WHO uses a metrics scale to determine countries that get the vaccine with countries needing to reach the 80% mark to be considered. Unfortunately, the African region’s average score of 33% is dictated mainly by its preservation and distribution capacity.
Information about the vaccines reveals that they have to be stored and transported at temperatures as low as ~80°C. Sadly, many of these countries cannot achieve this as electricity is either unreliable or inadequate. The situation isn’t any different when it comes to logistics, especially when shots should be taken three to four weeks apart.
However, if technology is effectively harnessed, it can facilitate COVID-19 storage and distribution just as it helped survive lockdowns.

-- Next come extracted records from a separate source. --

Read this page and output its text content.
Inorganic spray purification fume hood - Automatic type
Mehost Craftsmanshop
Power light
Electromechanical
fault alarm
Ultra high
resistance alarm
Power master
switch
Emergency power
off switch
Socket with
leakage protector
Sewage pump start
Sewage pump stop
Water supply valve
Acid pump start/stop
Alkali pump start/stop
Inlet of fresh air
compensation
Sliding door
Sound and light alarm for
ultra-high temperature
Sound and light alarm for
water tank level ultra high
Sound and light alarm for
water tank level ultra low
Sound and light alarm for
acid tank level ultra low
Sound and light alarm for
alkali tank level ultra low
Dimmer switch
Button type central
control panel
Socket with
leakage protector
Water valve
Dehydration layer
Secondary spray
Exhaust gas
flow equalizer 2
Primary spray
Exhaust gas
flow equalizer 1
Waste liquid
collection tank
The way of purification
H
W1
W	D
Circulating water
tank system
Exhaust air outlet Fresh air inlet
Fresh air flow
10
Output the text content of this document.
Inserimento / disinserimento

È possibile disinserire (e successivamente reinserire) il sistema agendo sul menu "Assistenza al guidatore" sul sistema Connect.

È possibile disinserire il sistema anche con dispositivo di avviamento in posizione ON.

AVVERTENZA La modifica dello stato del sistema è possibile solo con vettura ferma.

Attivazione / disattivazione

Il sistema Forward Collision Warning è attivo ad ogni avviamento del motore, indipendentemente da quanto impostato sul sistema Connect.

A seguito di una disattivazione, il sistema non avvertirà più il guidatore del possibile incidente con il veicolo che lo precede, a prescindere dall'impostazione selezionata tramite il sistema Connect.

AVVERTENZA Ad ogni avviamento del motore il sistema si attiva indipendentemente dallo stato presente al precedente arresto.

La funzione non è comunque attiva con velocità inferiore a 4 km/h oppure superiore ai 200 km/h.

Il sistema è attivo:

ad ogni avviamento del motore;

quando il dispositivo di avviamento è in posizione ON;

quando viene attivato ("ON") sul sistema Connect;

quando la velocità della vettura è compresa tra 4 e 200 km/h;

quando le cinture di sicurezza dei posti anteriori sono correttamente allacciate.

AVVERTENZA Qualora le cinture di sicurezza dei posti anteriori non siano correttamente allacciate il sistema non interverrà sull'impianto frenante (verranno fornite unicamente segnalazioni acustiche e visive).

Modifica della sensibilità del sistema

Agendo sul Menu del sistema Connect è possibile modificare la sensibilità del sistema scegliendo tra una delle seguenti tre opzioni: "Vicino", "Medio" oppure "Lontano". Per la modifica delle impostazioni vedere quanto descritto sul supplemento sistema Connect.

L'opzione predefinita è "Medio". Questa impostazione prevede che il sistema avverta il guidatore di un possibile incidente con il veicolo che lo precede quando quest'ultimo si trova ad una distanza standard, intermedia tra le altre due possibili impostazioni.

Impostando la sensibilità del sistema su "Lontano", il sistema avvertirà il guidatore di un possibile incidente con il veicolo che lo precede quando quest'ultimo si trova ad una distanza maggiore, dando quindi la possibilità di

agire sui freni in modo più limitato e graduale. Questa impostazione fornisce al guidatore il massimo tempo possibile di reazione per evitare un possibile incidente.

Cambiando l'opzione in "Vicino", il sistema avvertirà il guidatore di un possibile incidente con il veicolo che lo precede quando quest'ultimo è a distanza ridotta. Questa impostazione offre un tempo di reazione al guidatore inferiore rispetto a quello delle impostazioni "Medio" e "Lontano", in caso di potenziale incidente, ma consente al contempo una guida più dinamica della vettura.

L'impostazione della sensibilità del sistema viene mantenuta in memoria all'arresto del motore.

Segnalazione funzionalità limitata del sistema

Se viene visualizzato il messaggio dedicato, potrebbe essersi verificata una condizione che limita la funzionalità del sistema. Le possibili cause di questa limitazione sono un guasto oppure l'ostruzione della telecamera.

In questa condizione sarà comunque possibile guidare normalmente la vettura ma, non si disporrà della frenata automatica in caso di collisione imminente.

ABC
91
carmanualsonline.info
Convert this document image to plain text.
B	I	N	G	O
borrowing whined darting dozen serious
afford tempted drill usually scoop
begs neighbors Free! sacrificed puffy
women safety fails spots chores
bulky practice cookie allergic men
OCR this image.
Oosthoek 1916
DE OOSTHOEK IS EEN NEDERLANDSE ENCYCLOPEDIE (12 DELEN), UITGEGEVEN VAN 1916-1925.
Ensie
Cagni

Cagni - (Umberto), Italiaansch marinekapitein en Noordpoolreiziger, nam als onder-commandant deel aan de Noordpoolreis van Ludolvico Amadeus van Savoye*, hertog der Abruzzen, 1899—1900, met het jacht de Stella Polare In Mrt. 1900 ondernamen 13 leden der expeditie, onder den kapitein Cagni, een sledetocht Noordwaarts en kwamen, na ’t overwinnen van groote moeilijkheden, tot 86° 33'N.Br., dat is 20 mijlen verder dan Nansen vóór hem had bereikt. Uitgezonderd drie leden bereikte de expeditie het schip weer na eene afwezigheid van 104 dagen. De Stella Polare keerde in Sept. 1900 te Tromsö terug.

Logistics in the skies and engaging tech companies
Despite the popularity and acceptability drones enjoy across the globe, adoption is still low in Africa. Where regulatory framework isn’t the problem, the operating cost is.While some African countries are warming up to it by relaxing restrictions or bans placed on unmanned aerial vehicles (UAVs), others are indifferent about it.Experts believe that this is because governments are either not fully aware of its potential — such as healthcare delivery — or are averse to innovation. However, with proper approval in place, this technology can help with the swift supply of vaccines.
Although not commonplace in Africa, drones are used for healthcare delivery. For instance, in Rwanda and Ghana, Zipline, a US-based company, has been delivering drugs with drones for four years. And Matternet is also doing the same in Malawi, East Africa. In Nigeria, medical logistics startup, LifeBank added drone delivery to its means of transportation in 2019 to become the first African-led team to implement Beyond Visual Line of Sight (BVLOS) flights for healthcare logistics.
Apart from healthtech startups, agritech startups also contribute to human sustenance. This Techcabal expository article on how food supply is sustained in the middle of a pandemic presents some notable mentions of tech solutions — like InspiraFarms and Gricd — adopting cooling technologies to preserve fresh produce in transit in the Eastern, Western, and Southern Africa regions.
With adequate funding and the use of alternative power supply sources, partnering with these companies could facilitate the proper distribution of the vaccines.
Africa has successfully put the Ebola virus behind it using vaccines, and some African countries like the Democratic Republic of the Congo (DRC), Burundi, Ghana, and Zambia have licensed the Ebola vaccine — Ervebo — manufactured by American pharmaceutical company, Merck.
Interestingly, the Ebola and coronavirus vaccines have similar storage specifications. With successful vaccinations already taking place in Africa, the hope is that the region will get its supply of COVID-19 vaccines sooner rather than later.